La réforme danoise est observée de près par plusieurs pays européens, notamment l’Allemagne, les Pays-Bas et même la France. En Allemagne, l’âge légal passera à 67 ans d’ici 2031. En France, la réforme de 2023 l’a repoussé à 64 ans, déclenchant une forte contestation sociale. Dans ces pays, un mécanisme automatique, comme au Danemark, est évoqué, mais reste politiquement sensible.
« Ce que fait le Danemark, c’est instaurer une règle d’ajustement permanente, sans avoir à redébattre de la retraite tous les 10 ans », analyse Thomas Coste, économiste spécialiste des retraites en Europe. « Cela évite les conflits sociaux, mais cela demande une forte confiance des citoyens dans leurs institutions. »

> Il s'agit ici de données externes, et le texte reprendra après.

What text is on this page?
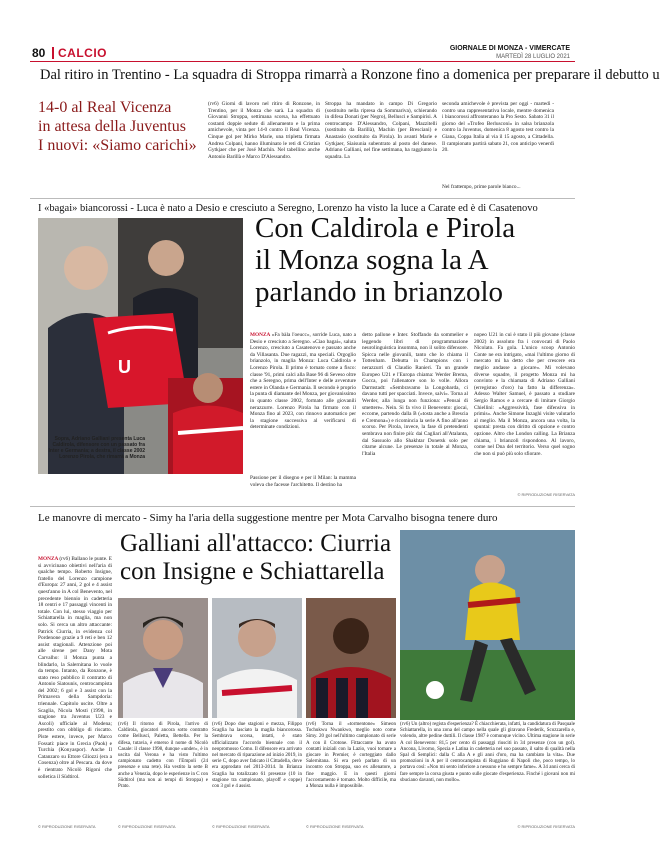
80 CALCIO	GIORNALE DI MONZA - VIMERCATE
MARTEDÌ 28 LUGLIO 2021
Dal ritiro in Trentino - La squadra di Stroppa rimarrà a Ronzone fino a domenica per preparare il debutto u
14-0 al Real Vicenza
in attesa della Juventus
I nuovi: «Siamo carichi»
(rv6) Giorni di lavoro nel ritiro di Ronzone, in Trentino, per il Monza che sarà. La squadra di Giovanni Stroppa, settimana scorsa, ha effettuato costanti doppie sedute di allenamento e la prima amichevole, vinta per 14-0 contro il Real Vicenza. Cinque gol per Mirko Marie, una tripletta firmata Andrea Colpani, hanno illuminato le reti di Cristian Gytkjaer che per José Machín. Nel tabellino anche Antonio Barillà e Marco D'Alessandro.
Stroppa ha mandato in campo Di Gregorio (sostituito nella ripresa da Sommariva), schierando in difesa Donati (per Negro), Bellusci e Sampirisi. A centrocampo D'Alessandro, Colpani, Mazzitelli (sostituito da Barillà), Machin (per Bresciani) e Anastasio (sostituito da Pirola). In avanti Marie e Gytkjaer, Siaisunia subentrato al posto del danese. Adriano Galliani, nel fine settimana, ha raggiunto la squadra. La
seconda amichevole è prevista per oggi - martedì - contro una rappresentativa locale, mentre domenica i biancorossi affronteranno la Pro Sesto. Sabato 31 il giorno del «Trofeo Berlusconi» in salsa brianzola contro la Juventus, domenica 8 agosto test contro la Giana, Coppa Italia al via il 15 agosto, a Cittadella. Il campionato partirà sabato 21, con anticipo venerdì 20.
Nel frattempo, prime parole bianco...
I «bagai» biancorossi - Luca è nato a Desio e cresciuto a Seregno, Lorenzo ha visto la luce a Carate ed è di Casatenovo
U
Sopra, Adriano Galliani presenta Luca Caldirola, difensore con un passato fra Inter e Germania; a destra, il classe 2002 Lorenzo Pirola, che rimarrà a Monza
Con Caldirola e Pirola
il Monza sogna la A
parlando in brianzolo
MONZA «Fa bàla l'oeucc», sorride Luca, nato a Desio e cresciuto a Seregno. «Ciao bagai», saluta Lorenzo, cresciuto a Casatenovo e passato anche da Villasanta. Due ragazzi, ma speciali. Orgoglio brianzolo, in maglia Monza: Luca Caldirola e Lorenzo Pirola. Il primo è tornato come a fisco: classe '91, primi calci alla Base 96 di Seveso oltre che a Seregno, prima dell'Inter e delle avventure estere in Olanda e Germania. Il secondo è proprio la punta di diamante del Monza, per giovanissimo in quanto classe 2002, formato alle giovanili nerazzurre. Lorenzo Pirola ha firmato con il Monza fino al 2023, con rinnovo automatico per la stagione successiva al verificarsi di determinate condizioni.
Passione per il disegno e per il Milan: la mamma voleva che facesse l'architetto. Il destino ha
detto pallone e Inter. Stoffando da sommelier e leggendo libri di programmazione neurolinguistica insomma, non il solito difensore. Spicca nelle giovanili, tanto che lo chiama il Tottenham. Debutta in Champions con i nerazzurri di Claudio Ranieri. Ta un grande Europeo U21 e l'Europa chiama: Werder Brema, Gocca, poi l'allenatore son lo volle. Allora Darmstadt: «Sembravamo la Longobarda, ci davano tutti per spacciati. Invece, salvi». Torna al Werder, alla lunga non funziona: «Pensai di smettere». Nein. Si fa vivo il Benevento: giocai, eccome, partendo dalla B («tosta anche a Brescia e Cremona») e ricomincia la serie A fino all'anno scorso. Per Pirola, invece, la fase di pretendenti sembrava non finire più: dai Cagliari all'Atalanta, dal Sassuolo allo Shakhtar Donetsk solo per citarne alcune. Le presenze in totale al Monza, l'Italia
nopeo U21 in cui è stato il più giovane (classe 2002) in assoluto fra i convocati di Paolo Nicolato. Fa gola. L'unico scoop Antonio Conte ne era intrigato, «mai l'ultimo giorno di mercato mi ha detto che per crescere era meglio andasse a giocare». Mi volevano diverse squadre, il progetto Monza mi ha convinto e la chiamata di Adriano Galliani (erregistuo d'oro) ha fatto la differenza». Adesso Walter Samuel, è passato a studiare Sergio Ramos e a cercare di imitare Giorgio Chiellini: «Aggressività, fase difensiva in primis». Anche Simone Inzaghi visite valutarlo al meglio. Ma il Monza, ancora una volta, la spuntai: presta con diritto di opzione e contro opzione. Altro che London calling. La Brianza chiama, i brianzoli rispondono. Al lavoro, come nel Dna del territorio. Verso quel sogno che non si può più solo sfiorare.
© RIPRODUZIONE RISERVATA
Le manovre di mercato - Simy ha l'aria della suggestione mentre per Mota Carvalho bisogna tenere duro
Galliani all'attacco: Ciurria
con Insigne e Schiattarella
MONZA (rv6) Ballano le punte. E si avvicinano obiettivi nell'aria di qualche tempo. Roberto Insigne, fratello del Lorenzo campione d'Europa: 27 anni, 2 gol e 4 assist quest'anno in A col Benevento, nel precedente biennio in cadetteria 18 centri e 17 passaggi vincenti in totale. Con lui, stesso viaggio per Schiattarella in maglia, ma non solo. Si cerca un altro attaccante: Patrick Ciurria, in evidenza col Pordenone grazie a 9 reti e ben 12 assist stagionali. Attenzione poi alle sirene per Dany Mota Carvalho: il Monza punta a blindarlo, la Salernitana lo vuole da tempo. Intanto, da Ronzone, è stato reso pubblico il contratto di Antonio Siatounis, centrocampista del 2002; 6 gol e 3 assist con la Primavera della Sampdoria: triennale. Capitolo uscite. Oltre a Scaglia, Nicola Mosti (1998, in stagione tra Juventus U23 e Ascoli) ufficiale al Modena; prestito con obbligo di riscatto. Piste estere, invece, per Marco Fossati: piace in Grecia (Paok) e Turchia (Konyaspor). Anche Il Catanzaro su Ettore Gliozzi (era a Cosenza) oltre al Pescara. da dove è rientrato Nicolò Rigoni che solletica il Südtirol.
(rv6) Il ritorno di Pirola, l'arrivo di Caldirola, giocatori ancora sotto contratto come Bellusci, Paletta, Bettella. Per la difesa, tutavia, è emerso il nome di Nicolò Casale: il classe 1998, dunque «under», è in uscita dal Verona e ha visto l'ultimo campionato cadetto con l'Empoli (24 presenze e una rete). Ha vestito la sette B anche a Venezia, dopo le esperienze in C con Südtirol (ma non ai tempi di Stroppa) e Prato.
(rv6) Dopo due stagioni e mezza, Filippo Scaglia ha lasciato la maglia biancorossa. Sembrava scorsa, intatti, è stato ufficializzato l'accordo biennale con il neopromosso Como. Il difensore era arrivato nel mercato di riparazione ad inizio 2019, in serie C, dopo aver faticato il Cittadella, dove era approdato nel 2013-2014. In Brianza Scaglia ha totalizzato 61 presenze (10 in stagione tra campionato, playoff e coppe) con 3 gol e 4 assist.
(rv6) Torna il «tormentone» Simeon Tochukwu Nwankwo, meglio noto come Simy. 20 gol nell'ultimo campionato di serie A con il Crotone. Fittaccante ha avuto contatti iniziali con la Lazio, vuoi tornare a giocare in Premier, è corteggiato dallo Salernitana. Si era però parlato di un incontro con Stroppa, suo ex allenatore, a fine maggio. E in questi giorni l'accostamento è tornato. Molto difficile, ma a Monza nulla è impossibile.
(rv6) Un (altro) regista d'esperienza? È chiacchierata, infatti, la candidatura di Pasquale Schiattarella, in una zona del campo nella quale gli giravano Frederik, Scozzarella e, volendo, altre pedine duttili. Il classe 1987 è comunque vicino. Ultima stagione in serie A col Benevento: 81,5 per cento di passaggi riusciti in 34 presenze (con un gol). Ancona, Livorno, Spezia e Latina in cadetteria nel suo passato, il salto di qualità nella Spal di Semplici: dalla C alla A e gli anni d'oro, ma ha cambiato la vita». Due promozioni in A per il centrocampista di Ruggiano di Napoli che, poco tempo, lo portava così: «Non mi sento inferiore a nessuno e ho sempre fame». A 34 anni cerca di fare sempre la corsa giusta e punto sulle giocate d'esperienza. Finché i giovani non mi sbuciano davanti, non mollo».
© RIPRODUZIONE RISERVATA	© RIPRODUZIONE RISERVATA	© RIPRODUZIONE RISERVATA	© RIPRODUZIONE RISERVATA	© RIPRODUZIONE RISERVATA
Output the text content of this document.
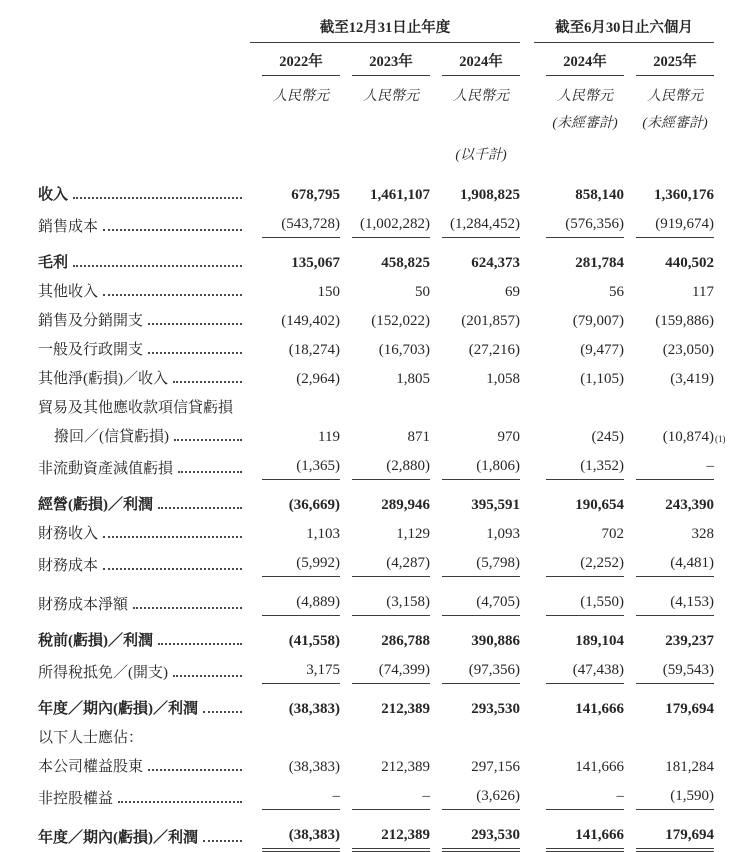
	截至12月31日止年度				截至6月30日止六個月	
	2022年	2023年	2024年		2024年	2025年
	人民幣元	人民幣元	人民幣元		人民幣元	人民幣元
					(未經審計)	(未經審計)
			(以千計)			

收入	678,795	1,461,107	1,908,825		858,140	1,360,176

銷售成本	(543,728)	(1,002,282)	(1,284,452)		(576,356)	(919,674)

毛利	135,067	458,825	624,373		281,784	440,502

其他收入	150	50	69		56	117

銷售及分銷開支	(149,402)	(152,022)	(201,857)		(79,007)	(159,886)

一般及行政開支	(18,274)	(16,703)	(27,216)		(9,477)	(23,050)

其他淨(虧損)／收入	(2,964)	1,805	1,058		(1,105)	(3,419)

貿易及其他應收款項信貸虧損						

撥回／(信貸虧損)	119	871	970		(245)	(10,874) (1)

非流動資產減值虧損	(1,365)	(2,880)	(1,806)		(1,352)	–

經營(虧損)／利潤	(36,669)	289,946	395,591		190,654	243,390

財務收入	1,103	1,129	1,093		702	328

財務成本	(5,992)	(4,287)	(5,798)		(2,252)	(4,481)

財務成本淨額	(4,889)	(3,158)	(4,705)		(1,550)	(4,153)

稅前(虧損)／利潤	(41,558)	286,788	390,886		189,104	239,237

所得稅抵免／(開支)	3,175	(74,399)	(97,356)		(47,438)	(59,543)

年度／期內(虧損)／利潤	(38,383)	212,389	293,530		141,666	179,694

以下人士應佔：						

本公司權益股東	(38,383)	212,389	297,156		141,666	181,284

非控股權益	–	–	(3,626)		–	(1,590)

年度／期內(虧損)／利潤	(38,383)	212,389	293,530		141,666	179,694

Une question qui dépasse les frontières
La retraite à 70 ans pourrait encore sembler lointaine. Mais elle pose déjà des questions fondamentales sur la place du travail, la solidarité intergénérationnelle et la définition même de la vieillesse active. Le Danemark, pays souvent cité comme modèle de modernité sociale, a choisi de trancher nettement, avec un pari : que la société s’adapte sans se déchirer.
À l’heure où de nombreux gouvernements reculent face aux mobilisations populaires, la stratégie danoise assume la rigueur budgétaire comme condition de stabilité. Reste à savoir si d’autres suivront.